Fur Flies in Hearing on ATF's "Fast and Furious" Campaign
The two parties exchange vicious volleys as AG Eric Holder defends and denies.
Attorney General Eric Holder took the hot seat yesterday for an extraordinary sixth time in the House's probe into Operation Fast and Furious, an ATF gun-trafficking boondoggle that resulted in few arrests but lost 2,000 weapons and led to the death of a Border Patrol agent in a shootout. The agent's parents filed a $25 million wrongful death claim against the government earlier this week. Thus the scene was set.
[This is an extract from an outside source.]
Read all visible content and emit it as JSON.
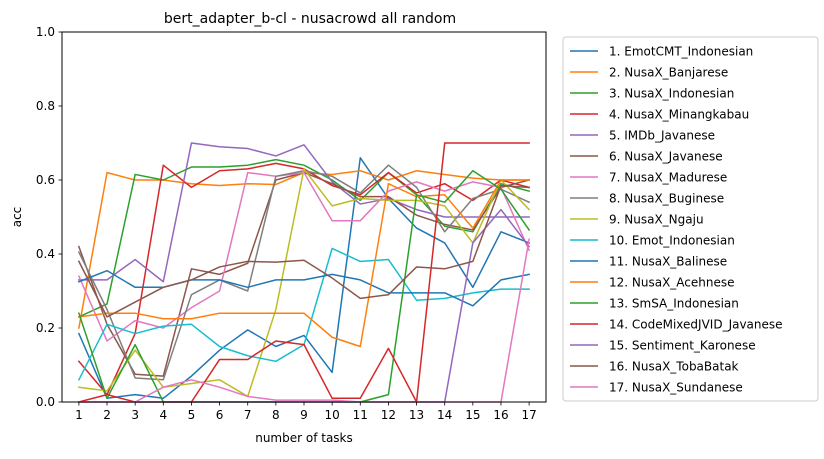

Republicans on the House Oversight Committee ratched up their rhetoric, repeating charges of a cover-up by the nation's top justice cop and demanding his resignation. They called the botched ops a sinister plot by the Obama administration to actually spark gun violence in order to justify a firearms crackdown.
But Democrats blasted back, once again arguing that the failed strategy, which Holder opened in late 2009 and shut in early 2011, had originally been executed on a smaller scale by the Bush administration without GOP complaints and that the yearlong investigation had lost all point except for election-year partisan politics. They called it a "witch-hunt" and compared the Republicans to the Queen of Hearts who declared guilt first and then went looking for facts.
Holder, too, played his role, repeating denials that he authorized Fast and Furious or its cover-up.